Steve 46 wrote: Regarding X-RAID, I understand that is the default single drive failure protection configuration. So if I have four drives loaded and one fails I would still retain all my data? I also understand that one drive is for parity information but not really understanding how one drive can protect the information on the three other drives. What if the parity drive fails?

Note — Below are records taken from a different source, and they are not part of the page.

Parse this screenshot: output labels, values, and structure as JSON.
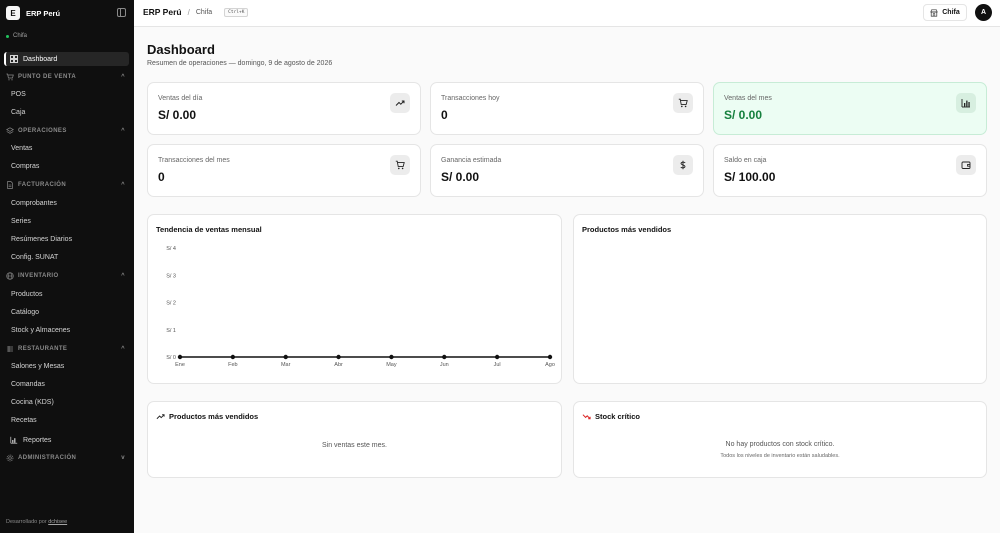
{
  "sidebar": {
    "brand_letter": "E",
    "brand_name": "ERP Perú",
    "branch": "Chifa",
    "dashboard_label": "Dashboard",
    "sections": {
      "pos": {
        "title": "PUNTO DE VENTA",
        "items": [
          "POS",
          "Caja"
        ]
      },
      "ops": {
        "title": "OPERACIONES",
        "items": [
          "Ventas",
          "Compras"
        ]
      },
      "billing": {
        "title": "FACTURACIÓN",
        "items": [
          "Comprobantes",
          "Series",
          "Resúmenes Diarios",
          "Config. SUNAT"
        ]
      },
      "inventory": {
        "title": "INVENTARIO",
        "items": [
          "Productos",
          "Catálogo",
          "Stock y Almacenes"
        ]
      },
      "restaurant": {
        "title": "RESTAURANTE",
        "items": [
          "Salones y Mesas",
          "Comandas",
          "Cocina (KDS)",
          "Recetas"
        ]
      },
      "admin": {
        "title": "ADMINISTRACIÓN"
      }
    },
    "reports_label": "Reportes",
    "footer_prefix": "Desarrollado por ",
    "footer_link": "dchisee"
  },
  "topbar": {
    "app_name": "ERP Perú",
    "separator": "/",
    "current": "Chifa",
    "shortcut": "Ctrl+K",
    "branch_button": "Chifa",
    "avatar_letter": "A"
  },
  "main": {
    "title": "Dashboard",
    "subtitle": "Resumen de operaciones — domingo, 9 de agosto de 2026",
    "stats": [
      {
        "label": "Ventas del día",
        "value": "S/ 0.00",
        "icon": "trending-up-icon"
      },
      {
        "label": "Transacciones hoy",
        "value": "0",
        "icon": "cart-icon"
      },
      {
        "label": "Ventas del mes",
        "value": "S/ 0.00",
        "icon": "bar-chart-icon",
        "accent": "#15803d"
      },
      {
        "label": "Transacciones del mes",
        "value": "0",
        "icon": "cart-icon"
      },
      {
        "label": "Ganancia estimada",
        "value": "S/ 0.00",
        "icon": "dollar-icon"
      },
      {
        "label": "Saldo en caja",
        "value": "S/ 100.00",
        "icon": "wallet-icon"
      }
    ],
    "trend_panel": {
      "title": "Tendencia de ventas mensual"
    },
    "top_chart_panel": {
      "title": "Productos más vendidos"
    },
    "top_products": {
      "title": "Productos más vendidos",
      "empty": "Sin ventas este mes."
    },
    "stock": {
      "title": "Stock crítico",
      "empty": "No hay productos con stock crítico.",
      "empty_sub": "Todos los niveles de inventario están saludables."
    }
  },
  "chart_data": {
    "type": "line",
    "title": "Tendencia de ventas mensual",
    "categories": [
      "Ene",
      "Feb",
      "Mar",
      "Abr",
      "May",
      "Jun",
      "Jul",
      "Ago"
    ],
    "y_tick_labels": [
      "S/ 0",
      "S/ 1",
      "S/ 2",
      "S/ 3",
      "S/ 4"
    ],
    "series": [
      {
        "values": [
          0,
          0,
          0,
          0,
          0,
          0,
          0,
          0
        ]
      }
    ],
    "ylim": [
      0,
      4
    ],
    "grid": false,
    "line_color": "#111111"
  }
}
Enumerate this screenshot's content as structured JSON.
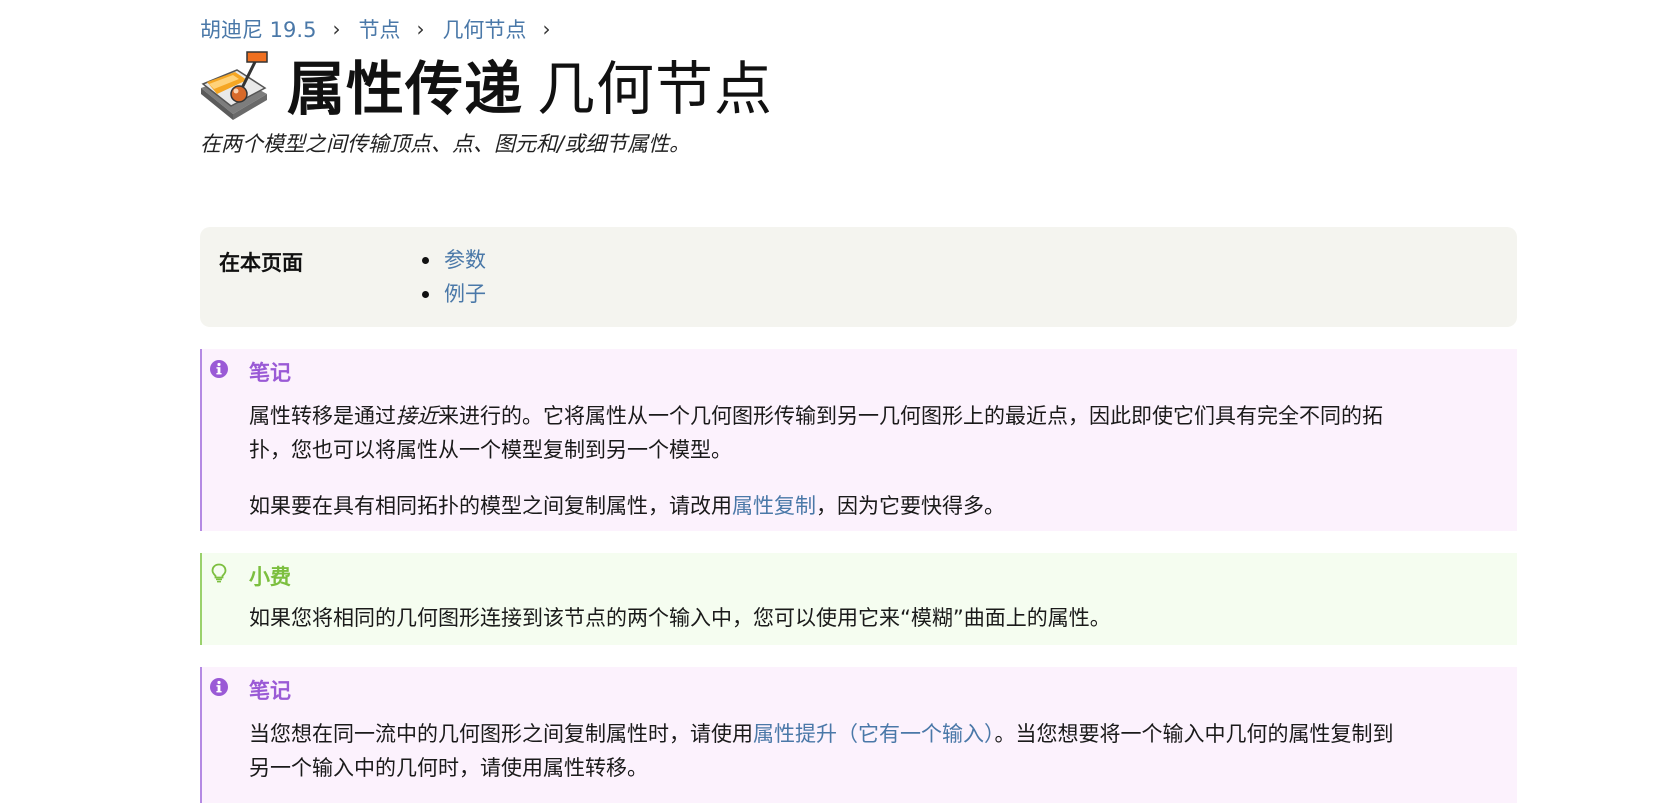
{
  "breadcrumb": {
    "items": [
      "胡迪尼 19.5",
      "节点",
      "几何节点"
    ]
  },
  "header": {
    "title_bold": "属性传递",
    "title_light": "几何节点",
    "summary": "在两个模型之间传输顶点、点、图元和/或细节属性。",
    "icon": "attribute-transfer-node-icon"
  },
  "toc": {
    "label": "在本页面",
    "items": [
      "参数",
      "例子"
    ]
  },
  "callouts": [
    {
      "type": "note",
      "icon": "info-icon",
      "title": "笔记",
      "p1_a": "属性转移是通过",
      "p1_em": "接近",
      "p1_b": "来进行的。它将属性从一个几何图形传输到另一几何图形上的最近点，因此即使它们具有完全不同的拓",
      "p1_c": "扑，您也可以将属性从一个模型复制到另一个模型。",
      "p2_a": "如果要在具有相同拓扑的模型之间复制属性，请改用",
      "p2_link": "属性复制",
      "p2_b": "，因为它要快得多。",
      "accent_color": "#9a5ad6"
    },
    {
      "type": "tip",
      "icon": "lightbulb-icon",
      "title": "小费",
      "p1": "如果您将相同的几何图形连接到该节点的两个输入中，您可以使用它来“模糊”曲面上的属性。",
      "accent_color": "#7cbf3f"
    },
    {
      "type": "note",
      "icon": "info-icon",
      "title": "笔记",
      "p1_a": "当您想在同一流中的几何图形之间复制属性时，请使用",
      "p1_link": "属性提升（它有一个输入）",
      "p1_b": "。当您想要将一个输入中几何的属性复制到",
      "p1_c": "另一个输入中的几何时，请使用属性转移。",
      "accent_color": "#9a5ad6"
    }
  ]
}
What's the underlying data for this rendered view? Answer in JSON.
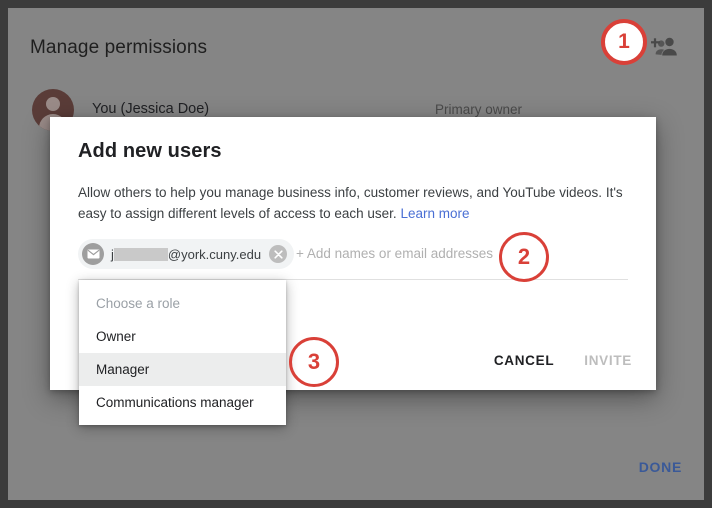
{
  "page": {
    "title": "Manage permissions",
    "add_user_icon": "add-people-icon",
    "user": {
      "name": "You (Jessica Doe)",
      "role": "Primary owner",
      "avatar_icon": "person-avatar-icon"
    },
    "done_label": "DONE"
  },
  "dialog": {
    "title": "Add new users",
    "description_line1": "Allow others to help you manage business info, customer reviews, and YouTube videos.",
    "description_line2": "It's easy to assign different levels of access to each user. ",
    "learn_more_label": "Learn more",
    "chip": {
      "envelope_icon": "envelope-icon",
      "email_prefix": "j",
      "email_domain": "@york.cuny.edu",
      "remove_icon": "close-circle-icon"
    },
    "input_placeholder": "+ Add names or email addresses",
    "cancel_label": "CANCEL",
    "invite_label": "INVITE"
  },
  "role_dropdown": {
    "placeholder": "Choose a role",
    "options": [
      {
        "label": "Owner",
        "selected": false
      },
      {
        "label": "Manager",
        "selected": true
      },
      {
        "label": "Communications manager",
        "selected": false
      }
    ]
  },
  "annotations": {
    "badge1": "1",
    "badge2": "2",
    "badge3": "3",
    "color": "#d94038"
  },
  "colors": {
    "scrim": "#858585",
    "dialog_bg": "#ffffff",
    "link": "#4a6fd4",
    "done_link": "#3a5998",
    "selected_row": "#eceded"
  }
}
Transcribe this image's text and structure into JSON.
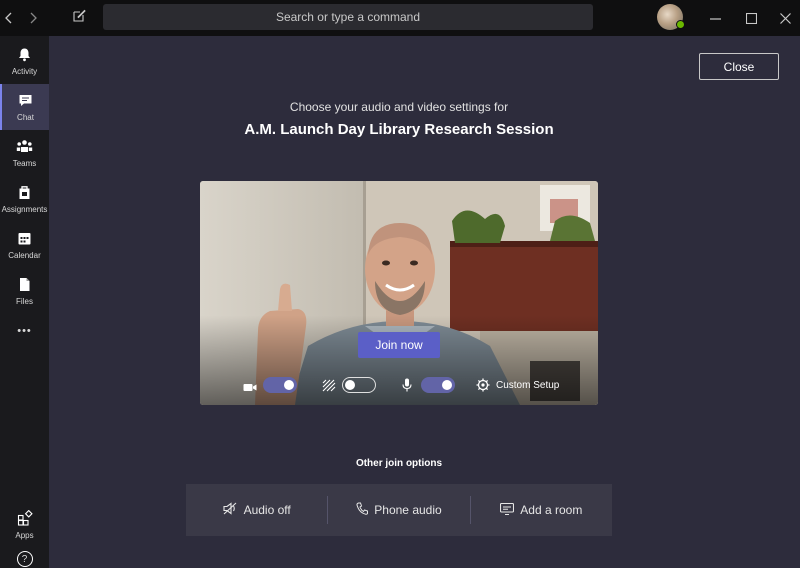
{
  "titlebar": {
    "search_placeholder": "Search or type a command"
  },
  "rail": {
    "items": [
      {
        "label": "Activity",
        "icon": "bell-icon"
      },
      {
        "label": "Chat",
        "icon": "chat-icon",
        "active": true
      },
      {
        "label": "Teams",
        "icon": "teams-icon"
      },
      {
        "label": "Assignments",
        "icon": "assignments-icon"
      },
      {
        "label": "Calendar",
        "icon": "calendar-icon"
      },
      {
        "label": "Files",
        "icon": "files-icon"
      }
    ],
    "more": "•••",
    "apps_label": "Apps",
    "help_label": "?"
  },
  "main": {
    "close_label": "Close",
    "subtitle": "Choose your audio and video settings for",
    "title": "A.M. Launch Day Library Research Session",
    "join_label": "Join now",
    "custom_setup_label": "Custom Setup",
    "other_join_label": "Other join options",
    "options": [
      {
        "label": "Audio off",
        "icon": "speaker-off-icon"
      },
      {
        "label": "Phone audio",
        "icon": "phone-icon"
      },
      {
        "label": "Add a room",
        "icon": "cast-icon"
      }
    ]
  },
  "toggles": {
    "camera": "on",
    "blur": "off",
    "mic": "on"
  },
  "colors": {
    "accent": "#6264a7",
    "join_button": "#5b5fc7",
    "background": "#2d2c3c"
  }
}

More details if you want them: The 4-drive raid array is organized as horizontal stripes, with each stripe containing one parity block and three data blocks
block 1, block 2, block 3, parity
block 5, block 6, parity, block 4
block 9, parity, block 7, block 8
parity, block 10, block 11, block 12
The way the parity works is that
block 1 XOR block 2 XOR block 3 XOR parity = 0
XOR is an "exclusive or" operation, but you can envision it as a strange form of addition.
block 1 + block 2 + block 3 + parity = 0
When a disk fails (say disk 2), the NAS can compute the missing block by solving the equation above.
block 2 = 0 - block1 - block3 - parity
With XOR, this turns out to simplify to
block 2 = block1 XOR block3 XOR parity
The way this is set up, no matter which disk fails, the disk is recovered by XORing the other three.
With RAID-6 (dual redundancy) the math is more complicated, and amounts to solving 2 simultaneous equations. Each stripe has a second "parity" block sometimes called Q, which is computed using from the data blocks using a different equation. With two drive failures, you end up with two equations with two unknowns - which the NAS has to solve to recover the disks.